Questions for a Prospective Rector Candidate to Ask the Search Committee

The calling of a new rector is a discernment process for both the candidate and the search committee. I have participated in four rector searches as a candidate and overseen numerous searches as a canon to the ordinary. I have found that most of the emphasis seems to be on the search committee and its discernment of which priest God might be calling to serve a church as rector.

While it is true that the candidate does not really have a call to serve a given parish until that parish does, in fact, extend a call, that does not mean the candidate is a passive responder to the lead of the search committee/vestry. In most searches I have overseen, the priest responds to the questions of the search committee but seldom has any really searching questions about being a good fit.

Two complementary needs are at work in the relationship between a prospective rector and the search committee, as well as the vestry:

  1. The search committee needs to know if the prospective rector’s vision, personal ministry goals, and leadership style is compatible with its sense of the parish.

A word to the wise about vision: when asked, “What is your vision for our parish?” the wise priest will respond, “I don’t have a vision for your parish. The parish vision is already written on the hearts of your parishioners. It is passed silently from generation to generation. My task is to listen to your stories and together discern and articulate what that vision is.”

  1. And the priest needs to know whether parishioners will allow this prospective rector to lead them in a direction that they actually want to go. The priest needs to learn the lay of the land. What drives these parishioners? What are their hopes and dreams? What are their perceived needs?
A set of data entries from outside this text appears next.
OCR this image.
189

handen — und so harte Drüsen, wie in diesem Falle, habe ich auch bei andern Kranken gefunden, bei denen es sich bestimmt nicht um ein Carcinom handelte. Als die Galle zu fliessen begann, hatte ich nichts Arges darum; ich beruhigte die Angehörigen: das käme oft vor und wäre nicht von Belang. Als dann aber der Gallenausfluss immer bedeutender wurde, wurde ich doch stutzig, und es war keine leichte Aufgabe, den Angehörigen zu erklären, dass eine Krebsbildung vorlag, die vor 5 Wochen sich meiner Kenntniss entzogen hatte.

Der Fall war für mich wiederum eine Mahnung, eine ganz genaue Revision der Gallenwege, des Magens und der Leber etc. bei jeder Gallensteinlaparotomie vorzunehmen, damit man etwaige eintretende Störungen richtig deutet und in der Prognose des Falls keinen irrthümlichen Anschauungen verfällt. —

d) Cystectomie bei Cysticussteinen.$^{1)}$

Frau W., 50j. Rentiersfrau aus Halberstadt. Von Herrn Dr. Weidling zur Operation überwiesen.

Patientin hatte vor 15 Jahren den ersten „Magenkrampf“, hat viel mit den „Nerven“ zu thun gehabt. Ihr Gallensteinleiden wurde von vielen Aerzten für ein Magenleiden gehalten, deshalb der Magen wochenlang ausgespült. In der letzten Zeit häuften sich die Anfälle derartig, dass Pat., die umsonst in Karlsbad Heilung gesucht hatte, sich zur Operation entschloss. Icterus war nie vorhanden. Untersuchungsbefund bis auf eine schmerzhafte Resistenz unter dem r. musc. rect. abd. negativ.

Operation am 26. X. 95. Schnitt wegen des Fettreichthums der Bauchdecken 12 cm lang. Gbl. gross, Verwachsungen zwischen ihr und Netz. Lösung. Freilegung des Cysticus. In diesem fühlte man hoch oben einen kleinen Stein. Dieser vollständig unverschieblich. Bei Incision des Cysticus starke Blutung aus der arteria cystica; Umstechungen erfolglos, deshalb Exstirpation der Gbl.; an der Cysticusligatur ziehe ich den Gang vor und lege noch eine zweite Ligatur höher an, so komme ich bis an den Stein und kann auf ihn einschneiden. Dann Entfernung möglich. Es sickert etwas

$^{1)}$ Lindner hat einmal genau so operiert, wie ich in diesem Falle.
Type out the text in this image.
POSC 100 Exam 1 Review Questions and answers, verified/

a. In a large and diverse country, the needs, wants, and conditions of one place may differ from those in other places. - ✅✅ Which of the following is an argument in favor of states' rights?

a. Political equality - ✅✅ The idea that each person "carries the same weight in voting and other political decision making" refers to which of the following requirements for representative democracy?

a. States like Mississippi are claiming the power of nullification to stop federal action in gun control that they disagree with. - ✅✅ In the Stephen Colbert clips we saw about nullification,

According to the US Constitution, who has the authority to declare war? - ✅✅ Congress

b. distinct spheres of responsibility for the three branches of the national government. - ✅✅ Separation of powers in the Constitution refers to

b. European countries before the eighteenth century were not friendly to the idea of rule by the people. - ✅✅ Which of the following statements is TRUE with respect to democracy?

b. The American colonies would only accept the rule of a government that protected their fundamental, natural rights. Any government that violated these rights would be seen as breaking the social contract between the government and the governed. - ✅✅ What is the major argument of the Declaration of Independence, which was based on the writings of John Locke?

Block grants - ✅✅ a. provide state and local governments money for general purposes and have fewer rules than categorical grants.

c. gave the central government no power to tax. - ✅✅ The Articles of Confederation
The purpose of this essay is to provide the prospective rector with a good beginning to that listening. Here is an exercise for the prospective candidate to learn things about the parish.

Ask the search committee or vestry to set aside an hour for this exercise. Set up all the chairs in a circle. Here are the questions.

  1. Go around the circle and ask: How long have you been coming to St. Paul’s? What attracted you to St. Paul’s? What keeps you here? The answer to this question will give the candidate a sense of what attracts people to this church and how the church might have changed over the years.
  2. You say you want a priest who is collaborative. What do you mean by “collaborative”? Give me some examples. Also, give me some examples, without naming names, of times in the near past when the rector was not This is a sensitive question. The candidate should guide this conversation very gently. This question will probably raise issues of conflict in the congregation. When a search committee says things like “We want a collaborative leader,” “We want a more traditional priest,” or “We want a rector who won’t come in and change everything,” its members have in mind a specific conflict.
  3. Tell me three things going well at St. Paul’s. Tell me three things that can be improved. As leaders in the congregation, these men and women will have the most acute understanding of the general health of the congregation, as well as the beginning of a to-do list for the new rector. The candidate should also consider asking what specific recommendations they suggest to improve or remedy those shortcomings.
  4. What do people say about St. Paul’s at the local coffee shop? This question asks about the reach or influence of the church in the community. If the candidate has time before meeting with the vestry/search committee, consider going to a local coffee shop and grocery store and ask for directions to St. Paul’s.
  5. Who are the parish heroes? Why are they remembered fondly? These questions give the candidate an understanding of what the church values.
  6. What stories can you tell me about St. Paul’s at its best, or when you were most proud of your church? This question speaks to the vision of the parish and reveals when the church was living into its vision. Members may not be able to articulate their vision, or they may have a vision statement, but this question will reveal whether their vision statement accords with their self-understanding of God’s divine purpose for their church.
  7. What have been the major arguments in the church in the past decade? Awareness of church conflict will give the prospective rector insight into the vision of the parish by revealing times when this parish did not live into the aspirations of its vision statement.

One final word to the priest about the search: you are discerning a call, not interviewing for a job. These questions are aimed at helping you discern whether the church’s vision of God’s purpose in calling this church into existence is compatible with the priest’s understanding of a call to live out the vision that God has given her as a leader in the church.